Total population | |
---|---|
25,000 (1999) | |
Languages | |
French, Réunion Creole; Chinese (predominantly Hakka and Cantonese) spoken only by members of older generations | |
Religion | |
Roman Catholicism · Mahayana Buddhism | |
Related ethnic groups | |
Sino-Mauritians |
Chinois, also referred to by the Réunion Creole name Sinwa or Sinoi, are ethnic Chinese residing in Réunion, a French overseas department in the Indian Ocean. As of 1999, roughly 25,000 lived on the island, making them one of Africa's largest Chinese communities along with Chinese South Africans, Chinese people in Madagascar, and Sino-Mauritians.
Despite their French citizenship, the Chinois form a group with origins distinct from the Chinese in metropolitan France. The first Chinese to arrive in Réunion came not directly from China, but rather were indentured labourers drawn from among the population of Chinese in Malaya, who arrived on the island in 1844 to work in grain production and levee-building. They violently resisted the slave-like manner in which they were treated, and as a result, the colonial government put a stop to the immigration of Chinese indentured labourers just two years later.
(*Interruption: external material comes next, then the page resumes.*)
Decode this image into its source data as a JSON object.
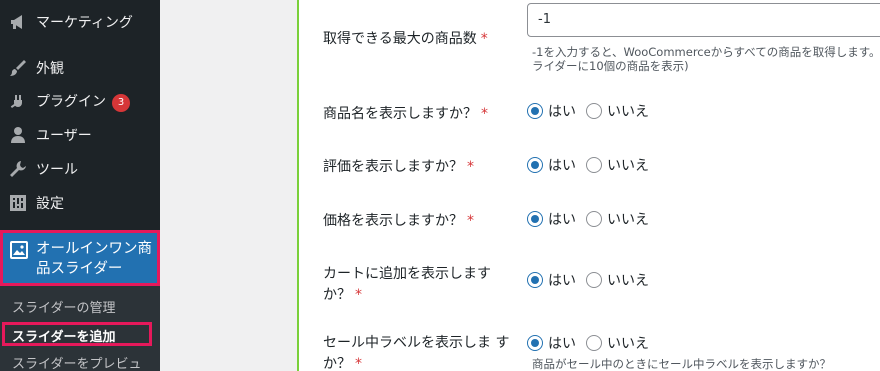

Beginning in the 1850s, Cantonese-speakers began to arrive from Mauritius. It was common for a Sino-Mauritian to bring his relatives over from China to Mauritius for a period of apprenticeship in his business; after they had gained sufficient familiarity with commercial practises and life in a colonial society, he would send them onwards with letters of introduction, lending them his own capital to start up businesses in neighbouring regions, including Réunion.Hakka-speakers, from Mauritius came as well in this manner starting only in the late 1880s.
However, re-migration from Mauritius was not the only source of free Chinese migration to Réunion. In 1862, Réunion's government liberalised their immigration laws, allowing any foreigner to take up employment. Each year, a few hundred Cantonese-speaking migrants from Guangdong took advantage of this law and arrived in Réunion. Hakkas from Meixian and French Indochina began to arrive around the same time as those from Mauritius, in the late 1880s. As in other overseas Chinese communities, conflict between Cantonese- and Hakka-speakers was a common feature of social life, and the two groups tried to avoid contact with each other; the Hakka migrants settled in the south of the island, especially at Saint-Pierre and Le Tampon. Re-migration from Mauritius to Réunion continued in this manner until around 1940. Migrants were almost all male; until the late 1930s or early 1940s, fewer than one thousand had arrived on the island.